I'm just calling Poe right now.
Vine Deloria taught at the University of Colorado, was president of the Nation Council of American Indians two or three terms, and remains the best known of all American Indian authors. Several of his books, particularly his "Custer DFied for your Sins", are standard university texts on Indian Affairs.
His "Red Earth, White Lies" is generally meant as a refutation to the "Overkill" and/or "Blitzkrieg Overkill" theories which blame Indian ancestors for the North American megafauna dieouts which occurred some 10K - 12K years ago. One chapter, however, deals with dinosaurs in Amerind oral traditions and iconography and petroglyphs, particularly the stegosaur which Indians called "Mishi-pishu" (water panther). Oral traditions describe the water panther as having a saw-blade back, a cat-like face, reddish fur, and a "great spiked tail" which he used as a weapon, i.e. as a stegosaur.
Those kinds of glyphs were common when Europeans first got to North America and, in fact, Lewis and Clark noted that their Indian guides were in mortal terror at the sight of them since the original meaning was "
Caution, one of these things LIVES here".

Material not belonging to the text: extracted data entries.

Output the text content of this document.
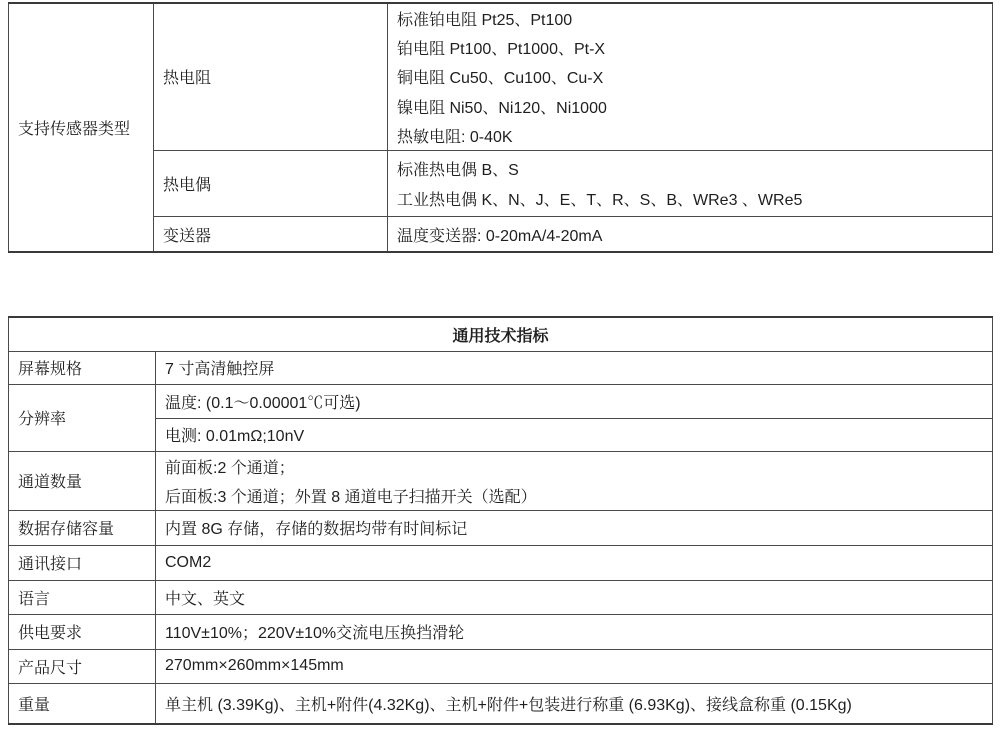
支持传感器类型	热电阻	标准铂电阻 Pt25、Pt100
铂电阻 Pt100、Pt1000、Pt-X
铜电阻 Cu50、Cu100、Cu-X
镍电阻 Ni50、Ni120、Ni1000
热敏电阻: 0-40K

	热电偶	标准热电偶 B、S
工业热电偶 K、N、J、E、T、R、S、B、WRe3 、WRe5

	变送器	温度变送器: 0-20mA/4-20mA
通用技术指标	
屏幕规格	7 寸高清触控屏
分辨率	温度: (0.1～0.00001℃可选)
	电测: 0.01mΩ;10nV
通道数量	前面板:2 个通道；
后面板:3 个通道；外置 8 通道电子扫描开关（选配）

数据存储容量	内置 8G 存储，存储的数据均带有时间标记
通讯接口	COM2
语言	中文、英文
供电要求	110V±10%；220V±10%交流电压换挡滑轮
产品尺寸	270mm×260mm×145mm
重量	单主机 (3.39Kg)、主机+附件(4.32Kg)、主机+附件+包装进行称重 (6.93Kg)、接线盒称重 (0.15Kg)
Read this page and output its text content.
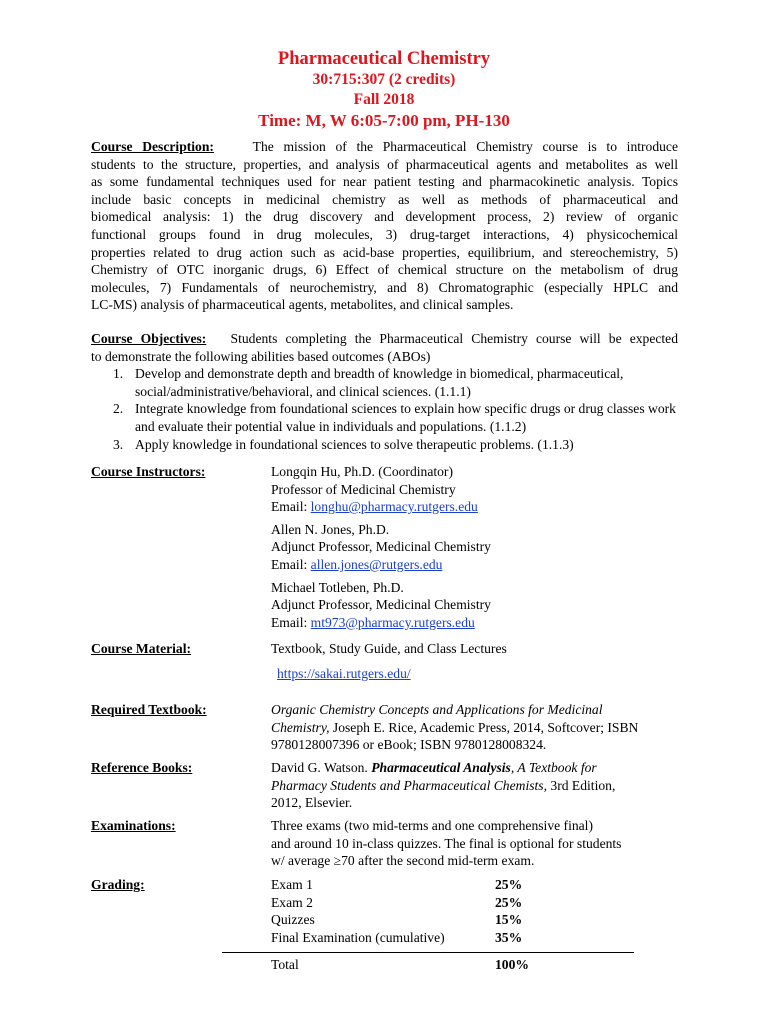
Pharmaceutical Chemistry
30:715:307 (2 credits)
Fall 2018
Time: M, W 6:05-7:00 pm, PH-130
Course Description:	The mission of the Pharmaceutical Chemistry course is to introduce
students to the structure, properties, and analysis of pharmaceutical agents and metabolites as well
as some fundamental techniques used for near patient testing and pharmacokinetic analysis. Topics
include basic concepts in medicinal chemistry as well as methods of pharmaceutical and
biomedical analysis: 1) the drug discovery and development process, 2) review of organic
functional groups found in drug molecules, 3) drug-target interactions, 4) physicochemical
properties related to drug action such as acid-base properties, equilibrium, and stereochemistry, 5)
Chemistry of OTC inorganic drugs, 6) Effect of chemical structure on the metabolism of drug
molecules, 7) Fundamentals of neurochemistry, and 8) Chromatographic (especially HPLC and
LC-MS) analysis of pharmaceutical agents, metabolites, and clinical samples.
Course Objectives: Students completing the Pharmaceutical Chemistry course will be expected
to demonstrate the following abilities based outcomes (ABOs)
1. Develop and demonstrate depth and breadth of knowledge in biomedical, pharmaceutical, social/administrative/behavioral, and clinical sciences. (1.1.1)
2. Integrate knowledge from foundational sciences to explain how specific drugs or drug classes work and evaluate their potential value in individuals and populations. (1.1.2)
3. Apply knowledge in foundational sciences to solve therapeutic problems. (1.1.3)
Course Instructors:	Longqin Hu, Ph.D. (Coordinator)
Professor of Medicinal Chemistry
Email: longhu@pharmacy.rutgers.edu
Allen N. Jones, Ph.D.
Adjunct Professor, Medicinal Chemistry
Email: allen.jones@rutgers.edu
Michael Totleben, Ph.D.
Adjunct Professor, Medicinal Chemistry
Email: mt973@pharmacy.rutgers.edu
Course Material:	Textbook, Study Guide, and Class Lectures
https://sakai.rutgers.edu/
Required Textbook:	Organic Chemistry Concepts and Applications for Medicinal Chemistry, Joseph E. Rice, Academic Press, 2014, Softcover; ISBN 9780128007396 or eBook; ISBN 9780128008324.
Reference Books:	David G. Watson. Pharmaceutical Analysis, A Textbook for Pharmacy Students and Pharmaceutical Chemists, 3rd Edition, 2012, Elsevier.
Examinations:	Three exams (two mid-terms and one comprehensive final)
and around 10 in-class quizzes. The final is optional for students
w/ average ≥70 after the second mid-term exam.
Grading:	Exam 1	25%
Exam 2	25%
Quizzes	15%
Final Examination (cumulative)	35%
Total	100%
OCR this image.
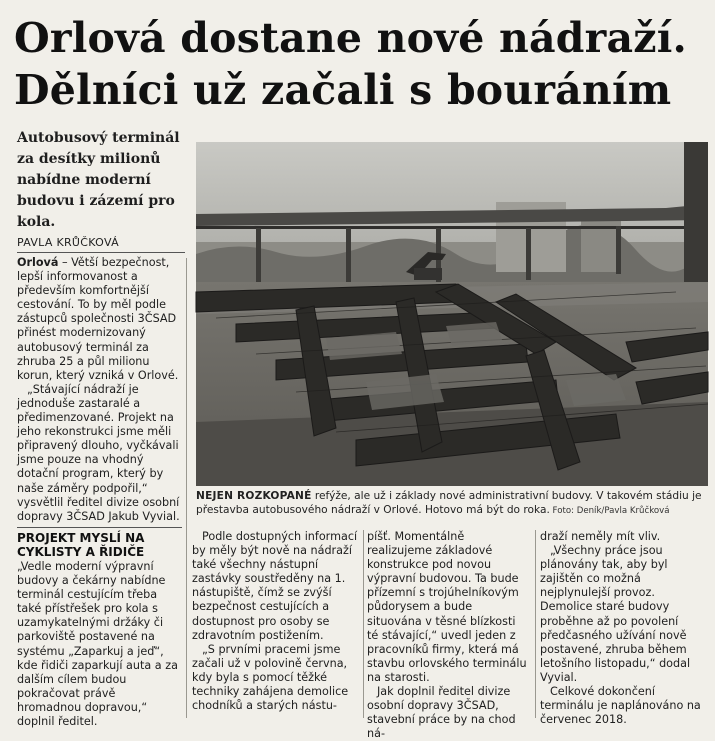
Orlová dostane nové nádraží.
Dělníci už začali s bouráním
Autobusový terminál za desítky milionů nabídne moderní budovu i zázemí pro kola.
PAVLA KRŮČKOVÁ

Orlová – Větší bezpečnost, lepší informovanost a především komfortnější cestování. To by měl podle zástupců společnosti 3ČSAD přinést modernizovaný autobusový terminál za zhruba 25 a půl milionu korun, který vzniká v Orlové.

„Stávající nádraží je jednoduše zastaralé a předimenzované. Projekt na jeho rekonstrukci jsme měli připravený dlouho, vyčkávali jsme pouze na vhodný dotační program, který by naše záměry podpořil,“ vysvětlil ředitel divize osobní dopravy 3ČSAD Jakub Vyvial.

PROJEKT MYSLÍ NA CYKLISTY A ŘIDIČE

„Vedle moderní výpravní budovy a čekárny nabídne terminál cestujícím třeba také přístřešek pro kola s uzamykatelnými držáky či parkoviště postavené na systému „Zaparkuj a jeď“, kde řidiči zaparkují auta a za dalším cílem budou pokračovat právě hromadnou dopravou,“ doplnil ředitel.

NEJEN ROZKOPANÉ refýže, ale už i základy nové administrativní budovy. V takovém stádiu je přestavba autobusového nádraží v Orlové. Hotovo má být do roka. Foto: Deník/Pavla Krůčková

Podle dostupných informací by měly být nově na nádraží také všechny nástupní zastávky soustředěny na 1. nástupiště, čímž se zvýší bezpečnost cestujících a dostupnost pro osoby se zdravotním postižením.

„S prvními pracemi jsme začali už v polovině června, kdy byla s pomocí těžké techniky zahájena demolice chodníků a starých nástu-

píšť. Momentálně realizujeme základové konstrukce pod novou výpravní budovou. Ta bude přízemní s trojúhelníkovým půdorysem a bude situována v těsné blízkosti té stávající,“ uvedl jeden z pracovníků firmy, která má stavbu orlovského terminálu na starosti.

Jak doplnil ředitel divize osobní dopravy 3ČSAD, stavební práce by na chod ná-

draží neměly mít vliv.

„Všechny práce jsou plánovány tak, aby byl zajištěn co možná nejplynulejší provoz. Demolice staré budovy proběhne až po povolení předčasného užívání nově postavené, zhruba během letošního listopadu,“ dodal Vyvial.

Celkové dokončení terminálu je naplánováno na červenec 2018.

The glyph at Ogawa Rock is the only one left which is fairly representational, others remain which are more like stick figures but even those show the dorsal spikes. The Agawa Rock glyph also has horns which stegosaurs lacked, but those were simply added at a much later date by an artist who figured an animal that size needed them. Indians were in the habit of touching those glyphs up ever few years.
Deloria described the idea of dinosaurs dying out 65M years ago as a kind of a white man's fairy tale.